Estuve a punto de pasarme el desvío a la rampa de la que salían los barcos que cruzaban el fiordo, cerca de su desembocadura en el mar. El camino continuaba unas decenas de kilómetros hasta algunos pueblitos escondidos del mundo, antes de interrumpirse definitivamente. Yo lo dejaría un poco antes, para cruzar el fiordo y seguir la carretera de la costa hasta Puerto Montt. Unas barcazas hacían el recorrido con cierta frecuencia, y con suerte llegué a tiempo de embarcarme, y no tuve que esperar ni cinco minutos antes de zarpar. El frío se había agudizado, y navegando las negras aguas bajo un cielo que se había cubierto ya por completo, mi ropa ligera de bicicleta no bastaba. En veinte minutos desembarcamos en la orilla norte, y en seguida busqué un restaurantito en el pueblo para entrar en calor con una buena sopa. Los kilómetros que seguían no eran muy difíciles, bordeando suavemente la costa de la bahía que conducía a la ciudad, sin grandes desniveles, entre lomas y campos más domesticados de lo que venía viendo los últimos días, pero siempre con el fondo de grandes moles montañosas y nevados.

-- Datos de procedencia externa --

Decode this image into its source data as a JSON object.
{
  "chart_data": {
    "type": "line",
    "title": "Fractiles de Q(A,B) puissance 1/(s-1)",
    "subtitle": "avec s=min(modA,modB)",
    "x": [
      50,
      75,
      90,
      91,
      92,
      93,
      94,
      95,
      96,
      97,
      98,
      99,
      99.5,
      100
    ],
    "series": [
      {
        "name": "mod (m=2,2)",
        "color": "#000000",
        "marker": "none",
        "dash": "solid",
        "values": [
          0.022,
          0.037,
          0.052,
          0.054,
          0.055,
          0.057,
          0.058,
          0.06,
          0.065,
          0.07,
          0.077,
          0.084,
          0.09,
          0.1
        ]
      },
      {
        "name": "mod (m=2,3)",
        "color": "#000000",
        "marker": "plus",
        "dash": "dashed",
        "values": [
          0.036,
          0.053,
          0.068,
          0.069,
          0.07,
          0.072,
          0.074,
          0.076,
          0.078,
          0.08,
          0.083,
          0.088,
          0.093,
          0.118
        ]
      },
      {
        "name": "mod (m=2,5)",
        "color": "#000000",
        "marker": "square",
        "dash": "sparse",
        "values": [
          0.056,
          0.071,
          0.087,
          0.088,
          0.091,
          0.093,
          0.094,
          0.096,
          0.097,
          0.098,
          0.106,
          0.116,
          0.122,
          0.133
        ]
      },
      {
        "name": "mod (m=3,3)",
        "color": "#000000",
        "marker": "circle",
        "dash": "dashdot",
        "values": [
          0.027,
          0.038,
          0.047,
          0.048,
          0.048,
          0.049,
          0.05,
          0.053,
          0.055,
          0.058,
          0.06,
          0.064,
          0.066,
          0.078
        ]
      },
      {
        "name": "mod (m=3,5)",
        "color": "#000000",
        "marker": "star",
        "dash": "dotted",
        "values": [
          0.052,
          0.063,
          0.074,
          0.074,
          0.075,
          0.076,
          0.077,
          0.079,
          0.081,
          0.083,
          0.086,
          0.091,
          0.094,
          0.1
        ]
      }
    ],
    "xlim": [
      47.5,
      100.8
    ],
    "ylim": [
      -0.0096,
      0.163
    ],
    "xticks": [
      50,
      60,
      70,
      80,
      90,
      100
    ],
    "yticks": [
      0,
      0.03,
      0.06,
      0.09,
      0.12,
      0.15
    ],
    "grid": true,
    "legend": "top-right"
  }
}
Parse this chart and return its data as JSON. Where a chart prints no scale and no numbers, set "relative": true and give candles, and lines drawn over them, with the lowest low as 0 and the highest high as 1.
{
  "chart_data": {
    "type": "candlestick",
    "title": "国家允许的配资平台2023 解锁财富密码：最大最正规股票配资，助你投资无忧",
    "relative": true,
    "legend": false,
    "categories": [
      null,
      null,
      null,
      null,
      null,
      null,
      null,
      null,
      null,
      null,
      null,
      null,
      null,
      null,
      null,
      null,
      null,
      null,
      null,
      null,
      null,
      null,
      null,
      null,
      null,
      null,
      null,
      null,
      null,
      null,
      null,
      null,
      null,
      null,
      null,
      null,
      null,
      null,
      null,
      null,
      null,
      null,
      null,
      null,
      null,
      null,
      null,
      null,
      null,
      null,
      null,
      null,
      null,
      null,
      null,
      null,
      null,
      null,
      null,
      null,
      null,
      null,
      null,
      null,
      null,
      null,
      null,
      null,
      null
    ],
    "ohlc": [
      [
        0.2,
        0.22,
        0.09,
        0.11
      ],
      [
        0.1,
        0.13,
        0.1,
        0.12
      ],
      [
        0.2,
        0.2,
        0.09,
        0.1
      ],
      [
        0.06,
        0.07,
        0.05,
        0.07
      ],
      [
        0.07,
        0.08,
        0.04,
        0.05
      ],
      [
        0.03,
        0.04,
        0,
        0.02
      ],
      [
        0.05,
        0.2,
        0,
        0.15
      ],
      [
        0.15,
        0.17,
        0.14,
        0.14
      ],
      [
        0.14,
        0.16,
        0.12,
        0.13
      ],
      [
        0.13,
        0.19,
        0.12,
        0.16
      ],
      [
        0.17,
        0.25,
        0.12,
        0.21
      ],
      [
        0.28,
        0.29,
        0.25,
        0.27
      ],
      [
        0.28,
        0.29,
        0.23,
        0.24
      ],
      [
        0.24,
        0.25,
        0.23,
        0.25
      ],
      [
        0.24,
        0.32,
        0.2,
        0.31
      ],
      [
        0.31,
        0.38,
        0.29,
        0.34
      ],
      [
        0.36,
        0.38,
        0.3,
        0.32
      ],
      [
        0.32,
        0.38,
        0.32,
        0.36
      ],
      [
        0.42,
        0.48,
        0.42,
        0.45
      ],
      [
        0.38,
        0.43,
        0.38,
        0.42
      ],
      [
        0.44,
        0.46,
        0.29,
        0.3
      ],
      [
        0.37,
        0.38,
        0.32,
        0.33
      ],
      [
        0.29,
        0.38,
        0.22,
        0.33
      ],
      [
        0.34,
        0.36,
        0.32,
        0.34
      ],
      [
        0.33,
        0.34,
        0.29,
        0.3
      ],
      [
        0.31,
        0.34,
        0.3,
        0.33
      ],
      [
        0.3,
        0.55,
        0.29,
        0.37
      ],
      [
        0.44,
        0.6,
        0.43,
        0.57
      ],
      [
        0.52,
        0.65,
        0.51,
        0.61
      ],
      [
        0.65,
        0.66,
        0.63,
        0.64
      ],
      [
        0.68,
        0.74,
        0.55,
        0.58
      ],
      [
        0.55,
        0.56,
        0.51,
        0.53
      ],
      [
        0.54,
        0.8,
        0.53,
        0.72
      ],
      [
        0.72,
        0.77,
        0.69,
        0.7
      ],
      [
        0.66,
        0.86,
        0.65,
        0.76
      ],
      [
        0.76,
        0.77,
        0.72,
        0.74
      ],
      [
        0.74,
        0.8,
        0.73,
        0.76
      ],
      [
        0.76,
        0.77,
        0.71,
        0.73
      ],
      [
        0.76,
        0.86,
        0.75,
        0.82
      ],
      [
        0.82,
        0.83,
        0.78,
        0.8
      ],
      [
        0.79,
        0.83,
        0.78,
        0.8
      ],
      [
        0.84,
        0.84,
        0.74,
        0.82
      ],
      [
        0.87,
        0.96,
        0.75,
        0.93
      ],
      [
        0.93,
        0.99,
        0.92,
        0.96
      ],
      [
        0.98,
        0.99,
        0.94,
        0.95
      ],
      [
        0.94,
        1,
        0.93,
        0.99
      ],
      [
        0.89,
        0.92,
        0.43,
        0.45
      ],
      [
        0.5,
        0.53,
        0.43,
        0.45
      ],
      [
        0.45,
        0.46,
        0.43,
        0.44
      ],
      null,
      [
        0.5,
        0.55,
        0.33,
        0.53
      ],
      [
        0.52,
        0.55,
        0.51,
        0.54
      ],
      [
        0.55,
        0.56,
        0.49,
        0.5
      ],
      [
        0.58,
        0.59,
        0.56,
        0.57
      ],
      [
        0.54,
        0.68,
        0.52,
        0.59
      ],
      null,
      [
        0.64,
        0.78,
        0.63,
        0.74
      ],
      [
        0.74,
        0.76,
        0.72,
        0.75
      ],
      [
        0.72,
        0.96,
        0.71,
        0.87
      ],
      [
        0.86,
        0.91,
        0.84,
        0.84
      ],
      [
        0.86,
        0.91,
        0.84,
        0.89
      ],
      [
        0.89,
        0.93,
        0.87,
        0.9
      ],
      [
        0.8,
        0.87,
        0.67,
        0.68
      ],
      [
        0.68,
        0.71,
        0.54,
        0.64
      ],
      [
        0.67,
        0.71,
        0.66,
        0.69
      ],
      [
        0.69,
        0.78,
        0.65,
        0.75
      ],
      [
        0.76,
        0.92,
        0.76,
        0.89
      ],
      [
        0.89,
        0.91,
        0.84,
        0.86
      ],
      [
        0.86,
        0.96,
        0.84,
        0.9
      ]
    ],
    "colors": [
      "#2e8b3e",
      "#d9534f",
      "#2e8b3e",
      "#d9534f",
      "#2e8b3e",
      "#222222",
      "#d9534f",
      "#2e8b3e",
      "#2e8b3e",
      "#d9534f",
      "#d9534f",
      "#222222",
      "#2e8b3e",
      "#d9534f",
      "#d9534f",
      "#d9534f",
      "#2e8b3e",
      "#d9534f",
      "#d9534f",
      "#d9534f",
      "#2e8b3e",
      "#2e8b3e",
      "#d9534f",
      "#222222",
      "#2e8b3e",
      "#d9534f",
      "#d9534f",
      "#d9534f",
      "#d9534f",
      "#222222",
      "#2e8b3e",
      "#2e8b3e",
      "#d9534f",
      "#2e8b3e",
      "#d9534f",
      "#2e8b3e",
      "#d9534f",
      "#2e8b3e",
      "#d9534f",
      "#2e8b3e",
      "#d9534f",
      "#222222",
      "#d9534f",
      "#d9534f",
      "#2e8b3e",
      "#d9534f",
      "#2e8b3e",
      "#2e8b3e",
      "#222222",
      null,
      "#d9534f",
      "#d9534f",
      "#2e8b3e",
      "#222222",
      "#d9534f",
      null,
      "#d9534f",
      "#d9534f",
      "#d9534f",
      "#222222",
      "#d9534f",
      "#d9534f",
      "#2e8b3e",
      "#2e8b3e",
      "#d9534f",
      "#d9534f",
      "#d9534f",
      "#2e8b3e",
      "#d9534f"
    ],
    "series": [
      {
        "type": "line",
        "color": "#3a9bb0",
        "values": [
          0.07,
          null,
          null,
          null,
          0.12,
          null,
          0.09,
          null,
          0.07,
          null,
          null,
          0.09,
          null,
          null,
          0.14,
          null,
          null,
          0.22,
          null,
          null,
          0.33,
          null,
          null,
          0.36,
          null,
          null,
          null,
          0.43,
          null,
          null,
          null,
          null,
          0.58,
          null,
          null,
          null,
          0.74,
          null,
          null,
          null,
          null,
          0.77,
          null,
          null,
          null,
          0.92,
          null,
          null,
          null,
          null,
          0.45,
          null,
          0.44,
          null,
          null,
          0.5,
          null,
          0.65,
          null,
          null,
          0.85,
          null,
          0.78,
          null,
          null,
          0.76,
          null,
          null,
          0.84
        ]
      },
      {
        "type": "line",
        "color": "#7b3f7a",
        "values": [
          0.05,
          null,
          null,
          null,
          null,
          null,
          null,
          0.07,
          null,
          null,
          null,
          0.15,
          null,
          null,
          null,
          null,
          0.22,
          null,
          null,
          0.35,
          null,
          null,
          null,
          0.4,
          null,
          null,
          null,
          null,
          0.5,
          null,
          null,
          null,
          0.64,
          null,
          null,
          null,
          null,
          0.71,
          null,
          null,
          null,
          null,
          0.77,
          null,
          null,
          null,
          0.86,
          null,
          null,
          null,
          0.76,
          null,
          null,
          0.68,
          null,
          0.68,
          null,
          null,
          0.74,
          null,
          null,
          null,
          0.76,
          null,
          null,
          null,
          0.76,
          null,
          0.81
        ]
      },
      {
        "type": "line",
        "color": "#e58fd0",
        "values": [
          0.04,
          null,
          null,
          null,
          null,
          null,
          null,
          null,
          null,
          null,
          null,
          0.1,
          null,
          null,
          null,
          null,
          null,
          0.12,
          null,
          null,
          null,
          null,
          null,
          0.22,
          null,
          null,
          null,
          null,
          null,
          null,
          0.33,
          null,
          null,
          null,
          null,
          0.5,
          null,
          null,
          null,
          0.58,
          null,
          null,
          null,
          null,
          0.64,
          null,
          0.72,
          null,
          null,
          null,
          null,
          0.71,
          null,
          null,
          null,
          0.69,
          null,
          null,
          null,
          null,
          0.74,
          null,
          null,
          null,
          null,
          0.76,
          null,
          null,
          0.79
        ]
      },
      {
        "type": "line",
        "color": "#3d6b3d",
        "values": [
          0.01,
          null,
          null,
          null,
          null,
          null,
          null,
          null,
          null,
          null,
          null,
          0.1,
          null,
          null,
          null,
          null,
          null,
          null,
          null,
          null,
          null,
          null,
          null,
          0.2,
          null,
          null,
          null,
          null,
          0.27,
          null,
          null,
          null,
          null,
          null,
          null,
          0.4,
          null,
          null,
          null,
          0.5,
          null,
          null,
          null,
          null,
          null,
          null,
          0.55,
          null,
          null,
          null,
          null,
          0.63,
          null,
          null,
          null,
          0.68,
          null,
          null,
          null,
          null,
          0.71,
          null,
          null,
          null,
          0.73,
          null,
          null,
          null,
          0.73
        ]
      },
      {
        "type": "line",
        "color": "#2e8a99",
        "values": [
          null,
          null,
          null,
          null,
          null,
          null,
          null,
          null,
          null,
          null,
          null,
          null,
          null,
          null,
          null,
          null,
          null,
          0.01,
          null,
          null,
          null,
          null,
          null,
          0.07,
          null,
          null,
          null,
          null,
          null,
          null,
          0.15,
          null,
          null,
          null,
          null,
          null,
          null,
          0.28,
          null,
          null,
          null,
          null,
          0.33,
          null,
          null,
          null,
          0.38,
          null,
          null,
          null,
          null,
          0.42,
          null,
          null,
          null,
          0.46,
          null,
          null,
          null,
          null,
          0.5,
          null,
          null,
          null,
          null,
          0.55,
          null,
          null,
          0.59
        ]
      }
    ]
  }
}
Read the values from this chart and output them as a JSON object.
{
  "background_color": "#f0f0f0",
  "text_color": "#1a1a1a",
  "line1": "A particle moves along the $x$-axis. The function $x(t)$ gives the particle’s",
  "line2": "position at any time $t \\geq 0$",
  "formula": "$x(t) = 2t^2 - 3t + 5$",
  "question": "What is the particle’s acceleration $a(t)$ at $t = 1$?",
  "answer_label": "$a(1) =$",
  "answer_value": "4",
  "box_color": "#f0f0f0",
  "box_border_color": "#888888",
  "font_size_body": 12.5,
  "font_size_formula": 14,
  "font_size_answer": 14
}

Llegué de vuelta a la civilización de la ciudad con una sensación extraña, como de un náufrago que viera gente por primera vez en años. Estaba cubierto de mugre, de frío y del viento que se me adhiriese a la piel en las montañas del interior. Puerto Montt crecía a lo largo de un paseo marítimo y de un activo puerto que ensuciaba las aguas, tan limpias sólo unos kilómetros antes. Mucha gente paseaba a esas horas, o tomaba los rayos de un sol muriente que había vuelto a asomarse tras la línea de nubes, ya rozando el horizonte. En las callejas cercanas a la terminal de autobuses, poco antes del puerto, encontré una pensión a mi alcance, a riesgo de tener que andar con mil ojos para regresar por la noche después de un paseo. Como ciudad grande y portuaria, rezumaba en seguida un ligero aroma venenoso, de miradas cortantes y reyertas de taberna. Era cuestión de dejar todas mis cosas a buen recaudo, y de andar atento por si había que echar a correr.






En realidad no tuve ningún problema, aun cuando las calles se quedaron desiertas en cuanto se perdió la última luz del atardecer. Para reconciliarme con la vida civilizada, después de cenar me dí un pequeño homenaje con un buen café en la cafetería más exclusiva del centro, donde lo más granado de la ciudad se daba cita cuando todo lo demás se cerraba a cal y canto para pasar las horas de las brujas sin ser notado.